We believe now, if ever, Halleck's lines apply:
"Strike, till the last armed foe expires, Strike, for our altars and our fires; Strike for the green graves of our sires, God, and our native land."
Hoping God may so direct you that our dear bleeding country may be cheered through the storm and darkness to a glorious peace, with our starry flag floating as of old from the Bay of Fundy to the far shores of the Pacific, and believing that freedom, truth, and right must prevail,
We are, for ourselves and numerous friends,
Respectfully and truly yours,
MARY E. DISDROW, MARGARET M. WILLIS.
PENNSYLVANIA.
COLUMBIA, PA., May 8, 1863.
SUSAN B. ANTHONY—DEAR MADAM:—I beg that my name may be recorded with those of the Loyal Women of the Nation. Though we walk in darkness, tears, and blood all the days of this generation, let us not shrink; we have to do the most blessed duty ever laid upon a people.
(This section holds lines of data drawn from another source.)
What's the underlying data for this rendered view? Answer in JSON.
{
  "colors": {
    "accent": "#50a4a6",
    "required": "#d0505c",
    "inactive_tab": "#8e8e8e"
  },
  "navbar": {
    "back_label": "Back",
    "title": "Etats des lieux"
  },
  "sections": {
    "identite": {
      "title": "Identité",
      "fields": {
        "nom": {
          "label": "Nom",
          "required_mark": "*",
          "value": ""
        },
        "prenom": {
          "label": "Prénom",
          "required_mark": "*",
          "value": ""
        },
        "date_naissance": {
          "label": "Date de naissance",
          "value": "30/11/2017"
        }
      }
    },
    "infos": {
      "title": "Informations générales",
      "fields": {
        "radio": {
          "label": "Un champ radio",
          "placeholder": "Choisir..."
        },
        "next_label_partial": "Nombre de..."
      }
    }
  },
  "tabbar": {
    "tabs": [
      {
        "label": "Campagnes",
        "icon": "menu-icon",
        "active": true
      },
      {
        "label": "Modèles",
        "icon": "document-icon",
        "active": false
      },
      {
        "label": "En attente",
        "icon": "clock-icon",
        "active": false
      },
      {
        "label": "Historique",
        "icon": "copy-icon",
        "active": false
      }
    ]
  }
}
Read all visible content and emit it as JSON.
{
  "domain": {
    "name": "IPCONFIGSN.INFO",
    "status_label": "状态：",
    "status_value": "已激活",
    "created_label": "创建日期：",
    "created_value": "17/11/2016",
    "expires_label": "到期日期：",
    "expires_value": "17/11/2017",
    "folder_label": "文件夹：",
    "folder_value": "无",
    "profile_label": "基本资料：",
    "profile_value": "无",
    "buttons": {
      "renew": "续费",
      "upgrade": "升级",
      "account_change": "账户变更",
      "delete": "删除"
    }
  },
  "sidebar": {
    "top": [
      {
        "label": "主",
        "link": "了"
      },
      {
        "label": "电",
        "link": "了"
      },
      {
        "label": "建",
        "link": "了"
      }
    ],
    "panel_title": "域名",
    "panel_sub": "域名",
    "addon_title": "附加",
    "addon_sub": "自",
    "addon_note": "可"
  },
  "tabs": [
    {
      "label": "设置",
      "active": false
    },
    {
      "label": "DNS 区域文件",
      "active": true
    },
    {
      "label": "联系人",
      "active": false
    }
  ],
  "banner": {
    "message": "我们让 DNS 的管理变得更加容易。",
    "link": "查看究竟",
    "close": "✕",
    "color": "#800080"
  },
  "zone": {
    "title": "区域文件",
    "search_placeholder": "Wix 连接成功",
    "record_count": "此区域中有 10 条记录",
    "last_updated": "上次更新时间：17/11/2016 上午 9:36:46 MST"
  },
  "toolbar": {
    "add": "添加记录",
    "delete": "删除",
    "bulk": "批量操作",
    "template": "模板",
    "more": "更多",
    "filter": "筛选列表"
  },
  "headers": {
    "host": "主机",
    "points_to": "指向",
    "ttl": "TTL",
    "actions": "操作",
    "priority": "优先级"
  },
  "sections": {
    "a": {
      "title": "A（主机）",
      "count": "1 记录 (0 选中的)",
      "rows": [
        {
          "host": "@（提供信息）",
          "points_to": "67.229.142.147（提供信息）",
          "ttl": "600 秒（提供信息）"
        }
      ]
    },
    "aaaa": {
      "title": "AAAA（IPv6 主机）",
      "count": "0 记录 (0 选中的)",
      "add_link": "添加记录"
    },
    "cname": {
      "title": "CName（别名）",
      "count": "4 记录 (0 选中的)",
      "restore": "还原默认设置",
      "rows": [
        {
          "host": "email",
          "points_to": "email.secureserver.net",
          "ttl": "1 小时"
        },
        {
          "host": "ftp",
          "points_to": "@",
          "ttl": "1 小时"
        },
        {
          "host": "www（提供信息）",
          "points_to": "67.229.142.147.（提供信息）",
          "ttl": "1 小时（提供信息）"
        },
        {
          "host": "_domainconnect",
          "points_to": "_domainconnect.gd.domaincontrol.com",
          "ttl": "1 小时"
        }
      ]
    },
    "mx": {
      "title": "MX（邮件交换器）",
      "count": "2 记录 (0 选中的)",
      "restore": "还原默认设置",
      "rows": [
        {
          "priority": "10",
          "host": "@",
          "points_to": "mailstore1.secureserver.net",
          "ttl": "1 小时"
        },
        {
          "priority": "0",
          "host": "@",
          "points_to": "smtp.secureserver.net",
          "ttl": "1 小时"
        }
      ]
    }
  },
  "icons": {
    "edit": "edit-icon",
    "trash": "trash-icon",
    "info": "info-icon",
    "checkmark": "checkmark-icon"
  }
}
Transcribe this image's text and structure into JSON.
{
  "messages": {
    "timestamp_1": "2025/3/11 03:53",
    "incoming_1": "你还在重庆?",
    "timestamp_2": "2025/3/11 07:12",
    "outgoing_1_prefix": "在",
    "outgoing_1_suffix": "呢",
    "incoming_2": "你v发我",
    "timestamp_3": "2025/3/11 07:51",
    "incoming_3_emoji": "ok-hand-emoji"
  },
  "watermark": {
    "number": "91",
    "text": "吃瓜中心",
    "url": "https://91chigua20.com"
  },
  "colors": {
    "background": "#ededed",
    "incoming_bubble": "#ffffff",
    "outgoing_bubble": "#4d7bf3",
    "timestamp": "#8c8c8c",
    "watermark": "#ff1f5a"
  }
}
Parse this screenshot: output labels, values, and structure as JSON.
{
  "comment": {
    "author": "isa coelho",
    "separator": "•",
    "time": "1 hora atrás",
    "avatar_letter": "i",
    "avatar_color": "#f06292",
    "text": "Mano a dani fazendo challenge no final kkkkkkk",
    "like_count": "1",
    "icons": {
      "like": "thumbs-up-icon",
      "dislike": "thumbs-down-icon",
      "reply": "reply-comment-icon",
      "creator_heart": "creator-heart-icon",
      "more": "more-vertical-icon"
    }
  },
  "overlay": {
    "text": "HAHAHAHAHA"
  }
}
Though we see not the end, our deed shall be blessed. Let us rejoice that upon us is laid the glory of suffering for the good of mankind. Though all our dearest fall, though we are wrapt in woe, let us not flinch to the bitterest end. Right shall triumph. God shall cause the wrath of man to praise Him. Upon Northern traitors be unutterable and everlasting contempt. Highest honors, tenderest glory to our heroes, immortal in the heart of the nation.
SOPHIA LYMAN SMITH.
We wish to obtain the documents of the Ladies' National Union League, that we may be "transformed into the same image"; and also desire to wear the same badge.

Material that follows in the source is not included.